De modo que en el fondo de tu alma y de los laberintos de sus luchas de intereses y prejuicios, y mucho más allá de los convenientes convencionalismos militantes de los ‘pisos parejos’, ¿usas o no usas todo el gran poder de legitimidad del que dispones para hacer que el piso más parejo para todos los contendientes en disputa a sucederte sea el de tus conveniencias reales, con su ideario público incluido, entendiendo que a final de cuentas los perdedores de allá, del otro lado de tus creencias y tus conveniencias, terminarán pensando que el piso de la competencia fuiste tú quien lo emparejaste a tu medida, y unos y otros y todos sabrán a ciencia cierta que no serías tan tonto para poner el peso de todo tu poder y tu astucia y liderazgo en contra tuya y en el mirador de sólo unos cuantos creyentes incautos que habrían de asumir a ciegas que la buena política es aquella que apuesta al juego limpio en la democracia de la pureza inmaculada y absoluta?
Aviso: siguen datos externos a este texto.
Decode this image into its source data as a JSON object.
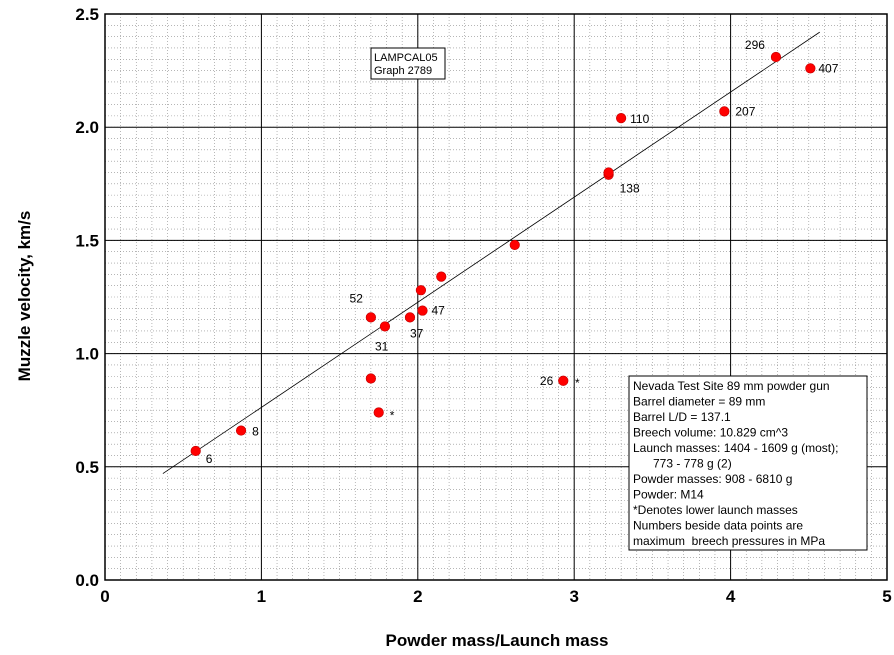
{
  "chart_data": {
    "type": "scatter",
    "title": "",
    "xlabel": "Powder mass/Launch mass",
    "ylabel": "Muzzle velocity, km/s",
    "xlim": [
      0,
      5
    ],
    "ylim": [
      0,
      2.5
    ],
    "x_ticks": [
      0,
      1,
      2,
      3,
      4,
      5
    ],
    "y_ticks": [
      0.0,
      0.5,
      1.0,
      1.5,
      2.0,
      2.5
    ],
    "x_tick_labels": [
      "0",
      "1",
      "2",
      "3",
      "4",
      "5"
    ],
    "y_tick_labels": [
      "0.0",
      "0.5",
      "1.0",
      "1.5",
      "2.0",
      "2.5"
    ],
    "grid": true,
    "marker_color": "#ff0000",
    "points": [
      {
        "x": 0.58,
        "y": 0.57,
        "label": "6"
      },
      {
        "x": 0.87,
        "y": 0.66,
        "label": "8"
      },
      {
        "x": 1.7,
        "y": 1.16,
        "label": "52"
      },
      {
        "x": 1.79,
        "y": 1.12,
        "label": "31"
      },
      {
        "x": 1.7,
        "y": 0.89,
        "label": ""
      },
      {
        "x": 1.75,
        "y": 0.74,
        "label": "*"
      },
      {
        "x": 1.95,
        "y": 1.16,
        "label": "37"
      },
      {
        "x": 2.03,
        "y": 1.19,
        "label": "47"
      },
      {
        "x": 2.02,
        "y": 1.28,
        "label": ""
      },
      {
        "x": 2.15,
        "y": 1.34,
        "label": ""
      },
      {
        "x": 2.62,
        "y": 1.48,
        "label": ""
      },
      {
        "x": 2.93,
        "y": 0.88,
        "label": "26"
      },
      {
        "x": 3.22,
        "y": 1.79,
        "label": "138"
      },
      {
        "x": 3.22,
        "y": 1.8,
        "label": ""
      },
      {
        "x": 3.3,
        "y": 2.04,
        "label": "110"
      },
      {
        "x": 3.96,
        "y": 2.07,
        "label": "207"
      },
      {
        "x": 4.29,
        "y": 2.31,
        "label": "296"
      },
      {
        "x": 4.51,
        "y": 2.26,
        "label": "407"
      }
    ],
    "extra_marks": [
      {
        "x": 3.02,
        "y": 0.88,
        "label": "*"
      }
    ],
    "fit_line": {
      "x": [
        0.37,
        4.57
      ],
      "y": [
        0.47,
        2.42
      ]
    },
    "annotation_box": {
      "lines": [
        "LAMPCAL05",
        "Graph 2789"
      ]
    },
    "info_box": {
      "lines": [
        "Nevada Test Site 89 mm powder gun",
        "Barrel diameter = 89 mm",
        "Barrel L/D = 137.1",
        "Breech volume: 10.829 cm^3",
        "Launch masses: 1404 - 1609 g (most);",
        "  773 - 778 g (2)",
        "Powder masses: 908 - 6810 g",
        "Powder: M14",
        "*Denotes lower launch masses",
        "Numbers beside data points are",
        "maximum  breech pressures in MPa"
      ]
    }
  }
}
“Adán es mi hermano”, dice Andrés Manuel. Y pinta su perfil familiar y personal de gente honrada, incorruptible y competente, a quien conoce cual la palma de su mano y por quien es capaz de poner su corazón al fuego.
¿Por quién apuesta, entonces, el Presidente más popular y poderoso de la historia?
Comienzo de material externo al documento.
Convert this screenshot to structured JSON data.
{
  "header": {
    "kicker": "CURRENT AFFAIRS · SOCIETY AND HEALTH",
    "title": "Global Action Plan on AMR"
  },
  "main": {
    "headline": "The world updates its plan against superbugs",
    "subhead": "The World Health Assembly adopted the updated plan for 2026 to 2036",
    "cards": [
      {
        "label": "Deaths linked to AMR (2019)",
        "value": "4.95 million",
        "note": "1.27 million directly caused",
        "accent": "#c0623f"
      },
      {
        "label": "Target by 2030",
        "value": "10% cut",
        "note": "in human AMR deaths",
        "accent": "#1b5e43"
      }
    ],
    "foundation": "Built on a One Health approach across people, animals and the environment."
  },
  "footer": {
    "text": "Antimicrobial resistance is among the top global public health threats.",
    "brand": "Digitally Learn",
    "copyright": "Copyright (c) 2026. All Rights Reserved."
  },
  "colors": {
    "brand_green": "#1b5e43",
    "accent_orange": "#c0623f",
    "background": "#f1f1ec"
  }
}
Lo dice a los cuatro vientos.
Y lo seguirá diciendo con cada vez mayor intensidad y donde más puedan saberlo quienes tengan la intención de votar en el mismo sentido de sus intenciones sucesorias y del emparejamiento necesario del piso de las transformaciones nacionales que más le importan.
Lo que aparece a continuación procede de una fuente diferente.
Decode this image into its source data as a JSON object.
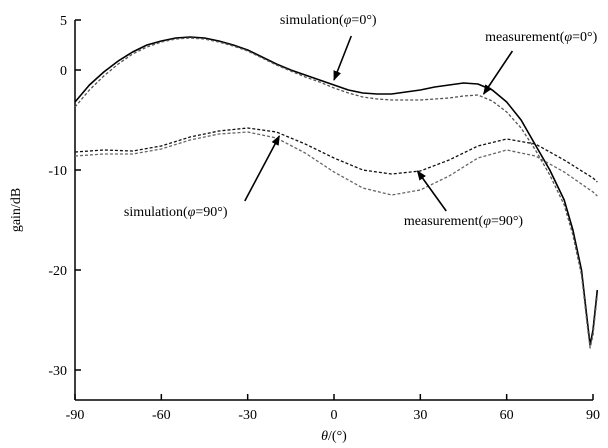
{
  "chart_data": {
    "type": "line",
    "xlabel_symbol": "θ",
    "xlabel_unit": "/(°)",
    "ylabel": "gain/dB",
    "xlim": [
      -90,
      90
    ],
    "ylim": [
      -33,
      5
    ],
    "xticks": [
      -90,
      -60,
      -30,
      0,
      30,
      60,
      90
    ],
    "yticks": [
      5,
      0,
      -10,
      -20,
      -30
    ],
    "xtick_labels": [
      "-90",
      "-60",
      "-30",
      "0",
      "30",
      "60",
      "90"
    ],
    "ytick_labels": [
      "5",
      "0",
      "-10",
      "-20",
      "-30"
    ],
    "grid": false,
    "series": [
      {
        "style": "solid",
        "color": "#000000",
        "points": [
          [
            -90,
            -3.2
          ],
          [
            -85,
            -1.5
          ],
          [
            -80,
            -0.2
          ],
          [
            -75,
            0.9
          ],
          [
            -70,
            1.8
          ],
          [
            -65,
            2.5
          ],
          [
            -60,
            2.9
          ],
          [
            -55,
            3.2
          ],
          [
            -50,
            3.3
          ],
          [
            -45,
            3.2
          ],
          [
            -40,
            2.9
          ],
          [
            -35,
            2.5
          ],
          [
            -30,
            2.0
          ],
          [
            -25,
            1.3
          ],
          [
            -20,
            0.6
          ],
          [
            -15,
            0.0
          ],
          [
            -10,
            -0.5
          ],
          [
            -5,
            -1.0
          ],
          [
            0,
            -1.5
          ],
          [
            5,
            -2.0
          ],
          [
            10,
            -2.3
          ],
          [
            15,
            -2.4
          ],
          [
            20,
            -2.4
          ],
          [
            25,
            -2.2
          ],
          [
            30,
            -2.0
          ],
          [
            35,
            -1.7
          ],
          [
            40,
            -1.5
          ],
          [
            45,
            -1.3
          ],
          [
            50,
            -1.4
          ],
          [
            55,
            -2.0
          ],
          [
            60,
            -3.2
          ],
          [
            65,
            -5.0
          ],
          [
            70,
            -7.5
          ],
          [
            75,
            -10.0
          ],
          [
            80,
            -13.0
          ],
          [
            83,
            -16.0
          ],
          [
            86,
            -20.0
          ],
          [
            88,
            -25.0
          ],
          [
            89,
            -27.5
          ],
          [
            90,
            -26.0
          ],
          [
            91.5,
            -22.0
          ]
        ]
      },
      {
        "style": "dashed",
        "color": "#555555",
        "points": [
          [
            -90,
            -3.7
          ],
          [
            -85,
            -2.0
          ],
          [
            -80,
            -0.6
          ],
          [
            -75,
            0.6
          ],
          [
            -70,
            1.6
          ],
          [
            -65,
            2.3
          ],
          [
            -60,
            2.8
          ],
          [
            -55,
            3.1
          ],
          [
            -50,
            3.2
          ],
          [
            -45,
            3.1
          ],
          [
            -40,
            2.8
          ],
          [
            -35,
            2.4
          ],
          [
            -30,
            1.9
          ],
          [
            -25,
            1.2
          ],
          [
            -20,
            0.5
          ],
          [
            -15,
            -0.1
          ],
          [
            -10,
            -0.7
          ],
          [
            -5,
            -1.2
          ],
          [
            0,
            -1.8
          ],
          [
            5,
            -2.3
          ],
          [
            10,
            -2.7
          ],
          [
            15,
            -2.9
          ],
          [
            20,
            -3.0
          ],
          [
            25,
            -3.0
          ],
          [
            30,
            -3.0
          ],
          [
            35,
            -2.9
          ],
          [
            40,
            -2.8
          ],
          [
            45,
            -2.6
          ],
          [
            50,
            -2.5
          ],
          [
            55,
            -3.1
          ],
          [
            60,
            -4.2
          ],
          [
            65,
            -5.8
          ],
          [
            70,
            -8.0
          ],
          [
            75,
            -10.5
          ],
          [
            80,
            -13.5
          ],
          [
            83,
            -16.5
          ],
          [
            86,
            -20.5
          ],
          [
            88,
            -25.5
          ],
          [
            89,
            -27.8
          ],
          [
            90,
            -26.5
          ],
          [
            91.5,
            -22.5
          ]
        ]
      },
      {
        "style": "dashed",
        "color": "#111111",
        "points": [
          [
            -90,
            -8.2
          ],
          [
            -80,
            -8.0
          ],
          [
            -70,
            -8.1
          ],
          [
            -60,
            -7.6
          ],
          [
            -50,
            -6.7
          ],
          [
            -40,
            -6.1
          ],
          [
            -30,
            -5.8
          ],
          [
            -20,
            -6.2
          ],
          [
            -10,
            -7.4
          ],
          [
            0,
            -8.8
          ],
          [
            10,
            -10.0
          ],
          [
            20,
            -10.4
          ],
          [
            30,
            -10.1
          ],
          [
            40,
            -9.0
          ],
          [
            50,
            -7.6
          ],
          [
            60,
            -6.9
          ],
          [
            70,
            -7.4
          ],
          [
            80,
            -9.0
          ],
          [
            90,
            -10.8
          ],
          [
            91.5,
            -11.2
          ]
        ]
      },
      {
        "style": "dashed",
        "color": "#666666",
        "points": [
          [
            -90,
            -8.6
          ],
          [
            -80,
            -8.4
          ],
          [
            -70,
            -8.4
          ],
          [
            -60,
            -7.9
          ],
          [
            -50,
            -7.0
          ],
          [
            -40,
            -6.4
          ],
          [
            -30,
            -6.2
          ],
          [
            -20,
            -6.8
          ],
          [
            -10,
            -8.3
          ],
          [
            0,
            -10.2
          ],
          [
            10,
            -11.8
          ],
          [
            20,
            -12.5
          ],
          [
            30,
            -12.0
          ],
          [
            40,
            -10.6
          ],
          [
            50,
            -8.8
          ],
          [
            60,
            -8.0
          ],
          [
            70,
            -8.6
          ],
          [
            80,
            -10.2
          ],
          [
            90,
            -12.2
          ],
          [
            91.5,
            -12.6
          ]
        ]
      }
    ],
    "annotations": [
      {
        "name": "sim0",
        "prefix": "simulation(",
        "symbol": "φ",
        "suffix": "=0°)",
        "text_x": -2,
        "text_y": 4.6,
        "arrow_from": [
          6,
          3.4
        ],
        "arrow_to": [
          0,
          -1.0
        ]
      },
      {
        "name": "meas0",
        "prefix": "measurement(",
        "symbol": "φ",
        "suffix": "=0°)",
        "text_x": 72,
        "text_y": 2.9,
        "arrow_from": [
          62,
          1.9
        ],
        "arrow_to": [
          52,
          -2.4
        ]
      },
      {
        "name": "sim90",
        "prefix": "simulation(",
        "symbol": "φ",
        "suffix": "=90°)",
        "text_x": -55,
        "text_y": -14.6,
        "arrow_from": [
          -31,
          -13.1
        ],
        "arrow_to": [
          -19,
          -6.6
        ]
      },
      {
        "name": "meas90",
        "prefix": "measurement(",
        "symbol": "φ",
        "suffix": "=90°)",
        "text_x": 45,
        "text_y": -15.5,
        "arrow_from": [
          39,
          -14.1
        ],
        "arrow_to": [
          29,
          -10.1
        ]
      }
    ]
  }
}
‘Adán soy yo’, lo dice casi letra a letra. ‘Es lo que quiero en mi lugar más allá de mí mismo’, hace saber sin dejar lugar a dudas.
Y ahora a insistir en eso. Es el muy evidente e incuestionable y simple propósito de campaña de Andrés Manuel. Es la agenda en la que estará metido en cuerpo y alma como jamás nunca por nadie. Es su plan de vida o muerte.
Y ahora a confiar en que esa insistencia obre el poder de las preferencias de sus mayorías para convertir a un ser tan poco carismático -aunque probadamente sensible, apto, culto y visionario- en el líder capaz de sobreponerse, sin rupturas peligrosas, al ya identificado como el único rival a vencer y a quien no se tuvo más remedio que dejar crecer -sin poder regatearle sus servicios a la causa obradorista ni dejar de consignar, tampoco, que merced a ella es ahora un acreditado presidenciable-, es decir, al buen Marcelo Ebrard, contra quien no habrá más remedio ahora que enfilar las velas.